I don't think I've ever experienced five 9's on any telco service, I have always assumed I must be the one customer experiencing down-time, and the aggregate was somehow five 9's. How is network reliability calculated to end up with five 9's?
Pete.
---------- Forwarded message ---------- Date: Wed, 24 Apr 2002 10:08:18 -0400 (EDT) From: CAnet-3-NEWS@canarie.ca Subject: [news] The Myth of Five 9's Reliability
For more information on this item please visit the CANARIE CA*net 3 Optical Internet program web site at http://www.canet3.net/news/news.html -------------------------------------------
[A good article on the truth about five 9's reliability. Some excerpts - BSA]
Deep Six Five-Nines?
For much of the 20th century, the U.S. enjoyed the best network money could buy; hands-down, it was the most modern, most ubiquitous and most reliable in the world. And one term--five-nines--came to symbolize the network's robustness, its high availability, its virtual indestructibility. When the goal of five-nines was set, the network was planned, designed and operated by a monopoly, which was guaranteed a return on whatever it invested. It was in the monopoly's interest to make the network as platinum-plated as possible.

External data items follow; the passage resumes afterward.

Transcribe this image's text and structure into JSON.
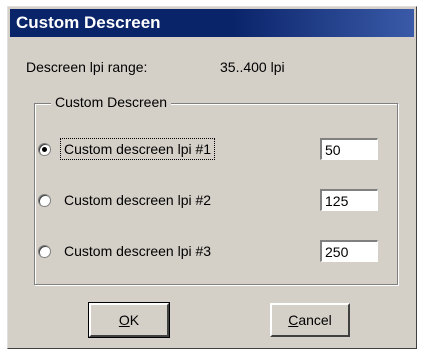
{
  "window": {
    "title": "Custom Descreen"
  },
  "range": {
    "label": "Descreen lpi range:",
    "value": "35..400 lpi"
  },
  "group": {
    "title": "Custom Descreen",
    "options": [
      {
        "label": "Custom descreen lpi #1",
        "value": "50",
        "selected": true
      },
      {
        "label": "Custom descreen lpi #2",
        "value": "125",
        "selected": false
      },
      {
        "label": "Custom descreen lpi #3",
        "value": "250",
        "selected": false
      }
    ]
  },
  "buttons": {
    "ok": {
      "mnemonic": "O",
      "rest": "K"
    },
    "cancel": {
      "mnemonic": "C",
      "rest": "ancel"
    }
  }
}
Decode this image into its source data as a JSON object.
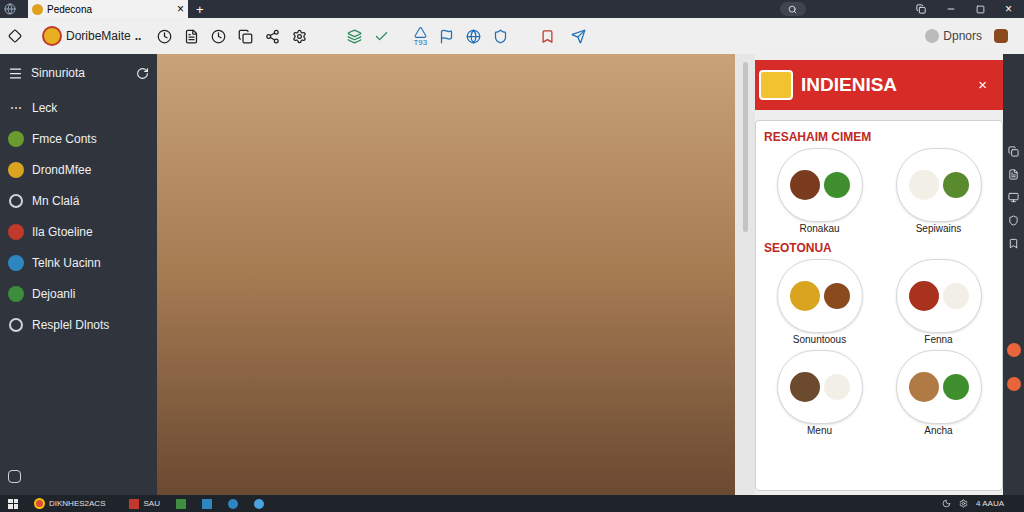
{
  "window": {
    "tab_title": "Pedecona",
    "close": "×",
    "new_tab": "+"
  },
  "toolbar": {
    "app_name": "DoribeMaite",
    "more": "..",
    "icon_label": "T93",
    "profile": "Dpnors"
  },
  "sidebar": {
    "title": "Sinnuriota",
    "items": [
      {
        "label": "Leck",
        "kind": "glyph",
        "icon": "⋯"
      },
      {
        "label": "Fmce Conts",
        "kind": "badge",
        "color": "#6b9a2e"
      },
      {
        "label": "DrondMfee",
        "kind": "badge",
        "color": "#d9a520"
      },
      {
        "label": "Mn Clalá",
        "kind": "outline",
        "color": "#cfd4da"
      },
      {
        "label": "Ila Gtoeline",
        "kind": "badge",
        "color": "#c0392b"
      },
      {
        "label": "Telnk Uacinn",
        "kind": "badge",
        "color": "#2e86c1"
      },
      {
        "label": "Dejoanli",
        "kind": "badge",
        "color": "#3c8d3c"
      },
      {
        "label": "Resplel Dlnots",
        "kind": "outline",
        "color": "#cfd4da"
      }
    ]
  },
  "menu_panel": {
    "title": "INDIENISA",
    "close": "×",
    "sections": [
      {
        "heading": "RESAHAIM CIMEM",
        "dishes": [
          "Ronakau",
          "Sepiwains"
        ]
      },
      {
        "heading": "SEOTONUA",
        "dishes": [
          "Sonuntoous",
          "Fenna",
          "Menu",
          "Ancha"
        ]
      }
    ]
  },
  "taskbar": {
    "items": [
      "DIKNHES2ACS",
      "SAU"
    ],
    "clock": "4 AAUA"
  }
}
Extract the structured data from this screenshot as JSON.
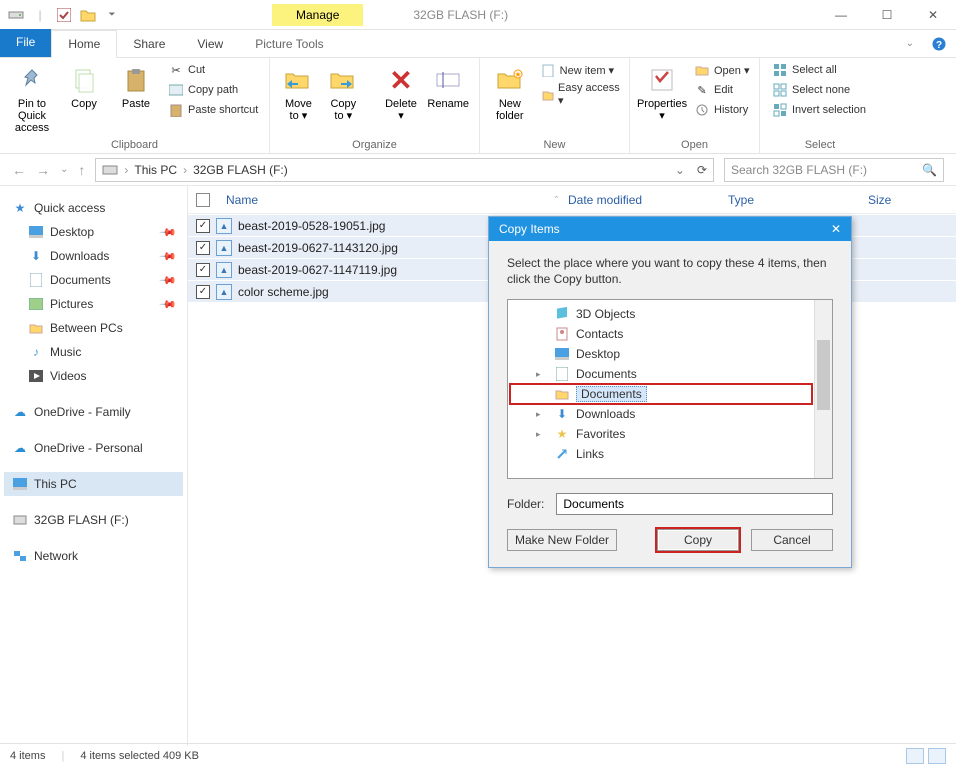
{
  "window": {
    "manage_tab": "Manage",
    "title": "32GB FLASH (F:)",
    "controls": {
      "min": "—",
      "max": "☐",
      "close": "✕"
    }
  },
  "tabs": {
    "file": "File",
    "home": "Home",
    "share": "Share",
    "view": "View",
    "picture_tools": "Picture Tools"
  },
  "ribbon": {
    "clipboard": {
      "label": "Clipboard",
      "pin": "Pin to Quick access",
      "copy": "Copy",
      "paste": "Paste",
      "cut": "Cut",
      "copy_path": "Copy path",
      "paste_shortcut": "Paste shortcut"
    },
    "organize": {
      "label": "Organize",
      "move_to": "Move to ▾",
      "copy_to": "Copy to ▾",
      "delete": "Delete ▾",
      "rename": "Rename"
    },
    "new": {
      "label": "New",
      "new_folder": "New folder",
      "new_item": "New item ▾",
      "easy_access": "Easy access ▾"
    },
    "open": {
      "label": "Open",
      "properties": "Properties ▾",
      "open": "Open ▾",
      "edit": "Edit",
      "history": "History"
    },
    "select": {
      "label": "Select",
      "select_all": "Select all",
      "select_none": "Select none",
      "invert": "Invert selection"
    }
  },
  "address": {
    "crumb1": "This PC",
    "crumb2": "32GB FLASH (F:)",
    "search_placeholder": "Search 32GB FLASH (F:)"
  },
  "columns": {
    "name": "Name",
    "date": "Date modified",
    "type": "Type",
    "size": "Size"
  },
  "files": [
    {
      "name": "beast-2019-0528-19051.jpg"
    },
    {
      "name": "beast-2019-0627-1143120.jpg"
    },
    {
      "name": "beast-2019-0627-1147119.jpg"
    },
    {
      "name": "color scheme.jpg"
    }
  ],
  "sidebar": {
    "quick_access": "Quick access",
    "items": [
      "Desktop",
      "Downloads",
      "Documents",
      "Pictures",
      "Between PCs",
      "Music",
      "Videos"
    ],
    "onedrive_family": "OneDrive - Family",
    "onedrive_personal": "OneDrive - Personal",
    "this_pc": "This PC",
    "drive": "32GB FLASH (F:)",
    "network": "Network"
  },
  "dialog": {
    "title": "Copy Items",
    "message": "Select the place where you want to copy these 4 items, then click the Copy button.",
    "tree": [
      "3D Objects",
      "Contacts",
      "Desktop",
      "Documents",
      "Documents",
      "Downloads",
      "Favorites",
      "Links"
    ],
    "folder_label": "Folder:",
    "folder_value": "Documents",
    "make_new": "Make New Folder",
    "copy": "Copy",
    "cancel": "Cancel"
  },
  "status": {
    "count": "4 items",
    "selected": "4 items selected  409 KB"
  }
}
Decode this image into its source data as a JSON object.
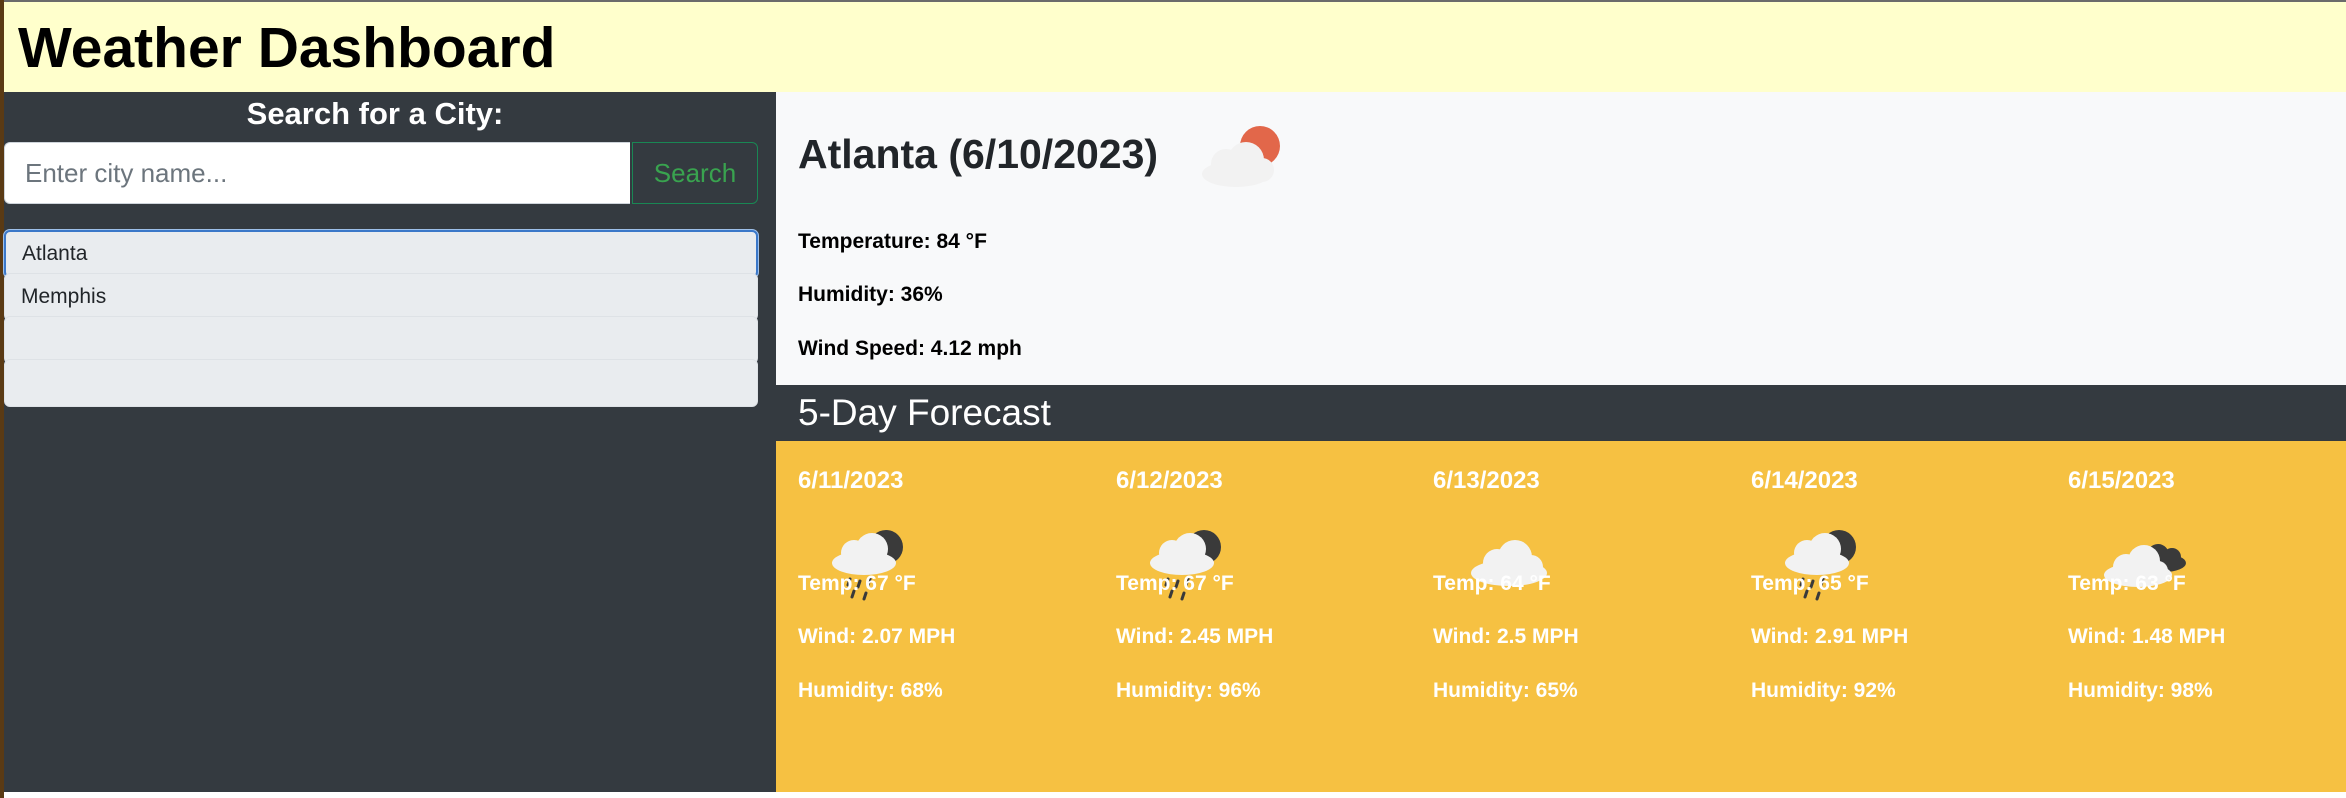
{
  "header": {
    "title": "Weather Dashboard"
  },
  "sidebar": {
    "search_title": "Search for a City:",
    "search_placeholder": "Enter city name...",
    "search_button": "Search",
    "history": [
      {
        "label": "Atlanta",
        "active": true
      },
      {
        "label": "Memphis",
        "active": false
      },
      {
        "label": "",
        "active": false
      },
      {
        "label": "",
        "active": false
      }
    ]
  },
  "current": {
    "title": "Atlanta (6/10/2023)",
    "icon": "partly-cloudy-day-icon",
    "temperature": "Temperature: 84 °F",
    "humidity": "Humidity: 36%",
    "wind": "Wind Speed: 4.12 mph"
  },
  "forecast": {
    "heading": "5-Day Forecast",
    "days": [
      {
        "date": "6/11/2023",
        "icon": "rain-night-icon",
        "temp": "Temp: 67 °F",
        "wind": "Wind: 2.07 MPH",
        "humidity": "Humidity: 68%"
      },
      {
        "date": "6/12/2023",
        "icon": "rain-night-icon",
        "temp": "Temp: 67 °F",
        "wind": "Wind: 2.45 MPH",
        "humidity": "Humidity: 96%"
      },
      {
        "date": "6/13/2023",
        "icon": "cloud-icon",
        "temp": "Temp: 64 °F",
        "wind": "Wind: 2.5 MPH",
        "humidity": "Humidity: 65%"
      },
      {
        "date": "6/14/2023",
        "icon": "rain-night-icon",
        "temp": "Temp: 65 °F",
        "wind": "Wind: 2.91 MPH",
        "humidity": "Humidity: 92%"
      },
      {
        "date": "6/15/2023",
        "icon": "broken-clouds-icon",
        "temp": "Temp: 63 °F",
        "wind": "Wind: 1.48 MPH",
        "humidity": "Humidity: 98%"
      }
    ]
  },
  "colors": {
    "header_bg": "#ffffcc",
    "dark": "#343a40",
    "forecast_bg": "#f6c142",
    "search_green": "#39a34f",
    "sun": "#e2674a"
  }
}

One of the key points is that "five-nines" has long been somewhat overrated. Five-nines is NOT an inherent capability of circuit-switched, TDM networks. It's a manmade concept, derived from a mathematical equation, which includes some things and leaves out others.
It's critical to remember that when you run the performance numbers on ALL the items in a network--those that are included in the five-nines equation and those that aren't--you're probably going to wind up with a number less than 99.999 percent. A well-run network actually delivers something around 99.45 percent.
The gap between the rhetoric of five-nines and actual network performance leads to the conclusion that five-nines may not be a realistic or even necessary goal.